Revision as of 14:50, 7 July 2011

Uppsala University.


Protocol

The protocols are listed in order of implementation.


Buffers, medium and solutions

Preparing chemically competent TOP10 cells

Tranformation of TOP10

Inoculation

Plasmid extraction

3A assembly

Agarose gel electrophoresis

Running agarose gels

PCR protocols

Gibson Assembly


Agarose gel electrophoresis

Materials

  • TBE buffer
  • SYBR safe (10,000X stock)
  • Agarose
  • Microwave


Procedure

  1. Add 300mL 1X TBE to a 500 mL bottle.
  2. Measure out sufficient agarose to cast either a 1% (3 g) or 0.5% (1.5 g) gel.
  3. Add the agarose to the TBE buffer in the 500 mL bottle.
  4. Swirl to mix, do this gently since you don’t want the agarose to stick on the inner side of the bottle.
  5. Microwave the bottle with loosened cap on high until the gel starts to bubble and is transparent. This generally takes just two minutes for 300 mL. Make sure that you stop the microwave as soon as you see bubbles. If you microwave too long, the gel will bubble over causing a big mess and you will need to start over.
  6. Remove from microwave and let cool by either sitting on bench top, or use a shaker, or use a magnetic stirrer. The advantage of shaking/stirring is that even if you forget about your gel for a while, it is less likely to solidify accidentally.
  7. While gel is cooling, assemble casting trays and gel combs and verify that the trays are level.
  8. Once gel is cooled so the bottle can be touched comfortably with your gloved hand, add 30 μL SYBR Safe from the 10,000X concentrate stock.
  9. Pour gel into casting trays. The height of the gel will depend on how much you wish to load. Diagnostic gels can be reasonably shallow since typically 10 μL volumes are loaded. For gel purifications, the gel should be much deeper.
  10. Let gels sit until they are solidified.
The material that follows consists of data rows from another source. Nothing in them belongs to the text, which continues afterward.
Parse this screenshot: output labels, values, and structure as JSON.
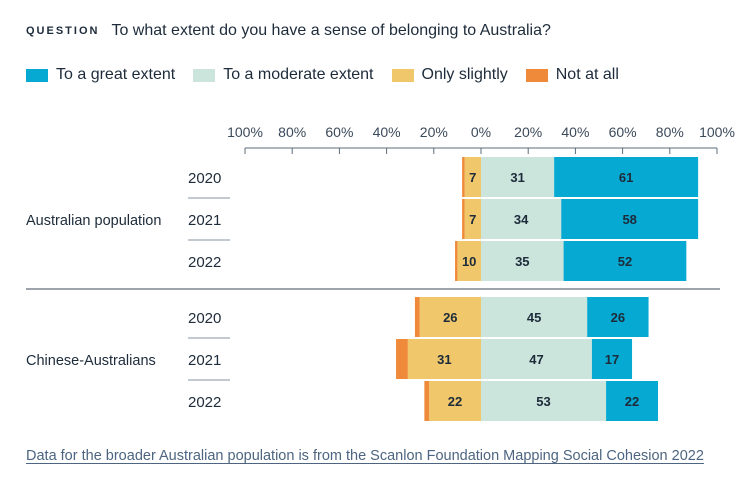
{
  "question": {
    "kicker": "QUESTION",
    "text": "To what extent do you have a sense of belonging to Australia?"
  },
  "footnote": "Data for the broader Australian population is from the Scanlon Foundation Mapping Social Cohesion 2022",
  "colors": {
    "great": "#06a9d1",
    "moderate": "#cbe4dc",
    "slightly": "#f0c76a",
    "not_at_all": "#ef8a3a",
    "text": "#1d2b3a",
    "axis": "#5b6b7b"
  },
  "chart_data": {
    "type": "bar",
    "orientation": "horizontal",
    "stacked": "diverging",
    "title": "To what extent do you have a sense of belonging to Australia?",
    "xlim": [
      -100,
      100
    ],
    "tick_labels": [
      "100%",
      "80%",
      "60%",
      "40%",
      "20%",
      "0%",
      "20%",
      "40%",
      "60%",
      "80%",
      "100%"
    ],
    "legend_position": "top-left",
    "series": [
      {
        "key": "great",
        "name": "To a great extent",
        "color": "#06a9d1"
      },
      {
        "key": "moderate",
        "name": "To a moderate extent",
        "color": "#cbe4dc"
      },
      {
        "key": "slightly",
        "name": "Only slightly",
        "color": "#f0c76a"
      },
      {
        "key": "not_at_all",
        "name": "Not at all",
        "color": "#ef8a3a"
      }
    ],
    "groups": [
      {
        "name": "Australian population",
        "rows": [
          {
            "year": "2020",
            "great": 61,
            "moderate": 31,
            "slightly": 7,
            "not_at_all": 1
          },
          {
            "year": "2021",
            "great": 58,
            "moderate": 34,
            "slightly": 7,
            "not_at_all": 1
          },
          {
            "year": "2022",
            "great": 52,
            "moderate": 35,
            "slightly": 10,
            "not_at_all": 1
          }
        ]
      },
      {
        "name": "Chinese-Australians",
        "rows": [
          {
            "year": "2020",
            "great": 26,
            "moderate": 45,
            "slightly": 26,
            "not_at_all": 2
          },
          {
            "year": "2021",
            "great": 17,
            "moderate": 47,
            "slightly": 31,
            "not_at_all": 5
          },
          {
            "year": "2022",
            "great": 22,
            "moderate": 53,
            "slightly": 22,
            "not_at_all": 2
          }
        ]
      }
    ]
  }
}
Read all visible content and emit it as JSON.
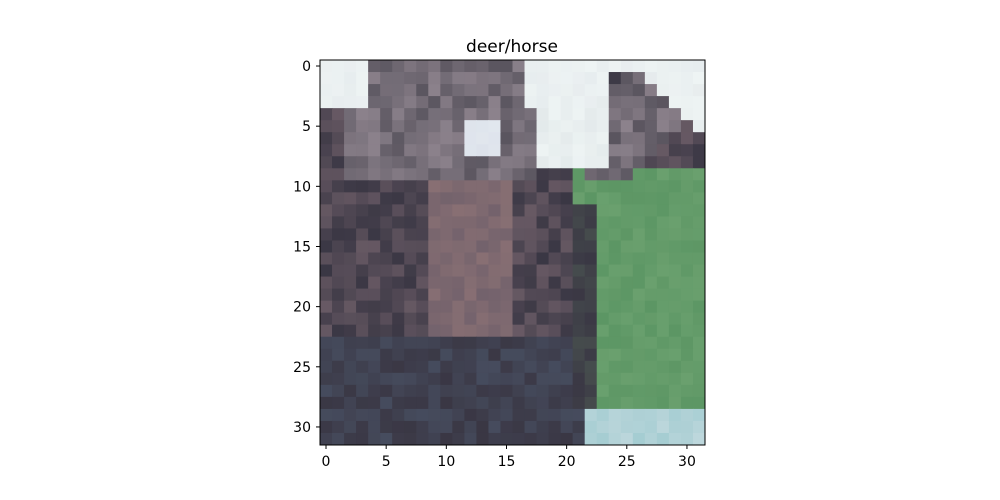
{
  "chart_data": {
    "type": "image",
    "title": "deer/horse",
    "image_size": [
      32,
      32
    ],
    "xlim": [
      -0.5,
      31.5
    ],
    "ylim": [
      31.5,
      -0.5
    ],
    "xticks": [
      0,
      5,
      10,
      15,
      20,
      25,
      30
    ],
    "yticks": [
      0,
      5,
      10,
      15,
      20,
      25,
      30
    ],
    "grid": false,
    "legend": "none"
  }
}
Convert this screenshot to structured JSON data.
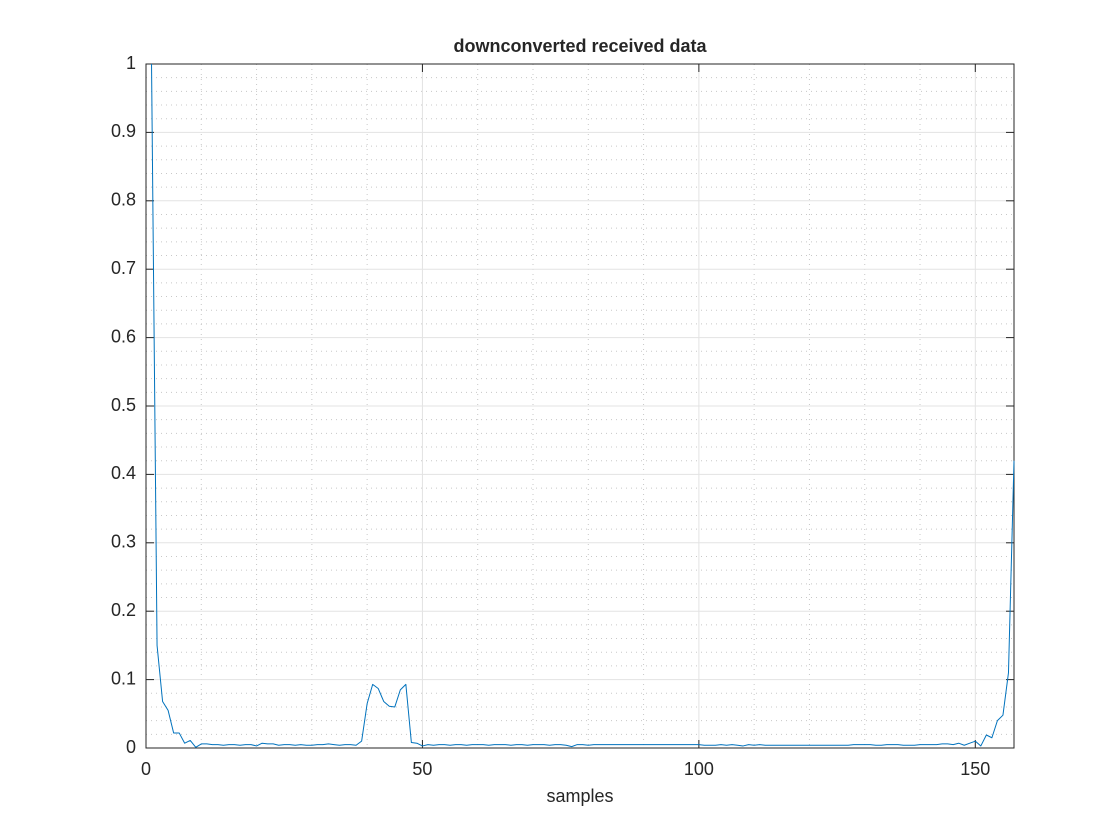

Gels are solid when they are cloudy in appearance and firm to the touch.

Running agarose gels

Materials

  • DNA ladder of the correct size range
  • 1X TBE
  • Loading dye

Procedure

  1. Add 1X TBE buffer to gel box such that buffer just covers the top of the gel.
  2. Remove comb.
  3. Load 6 μL prepared ladder. Typically load ladder in left-most lane and sometimes also in right-most lane as well depending on whether you have the space.
  4. Use 1 μL loading dye per 5 μL of sample.
  5. Load samples left to right. The capacity of the 8 well, 1.5mm wide well is approximately 45 μL. The capacity of the 15 well, 1.5mm well is approximately 15 μL.
  6. Place gel box cover on gel box such that your samples will run towards the positive, red electrode.
  7. Run your gel at ~90 volts for ~60 min. The voltage and time depends on the nature of the gel as well as the samples. Use the timer to enable automatic shutoff of your gel.
  8. Verify that bubbles are rising from the electrodes once you start your gel to ensure your gel is running properly.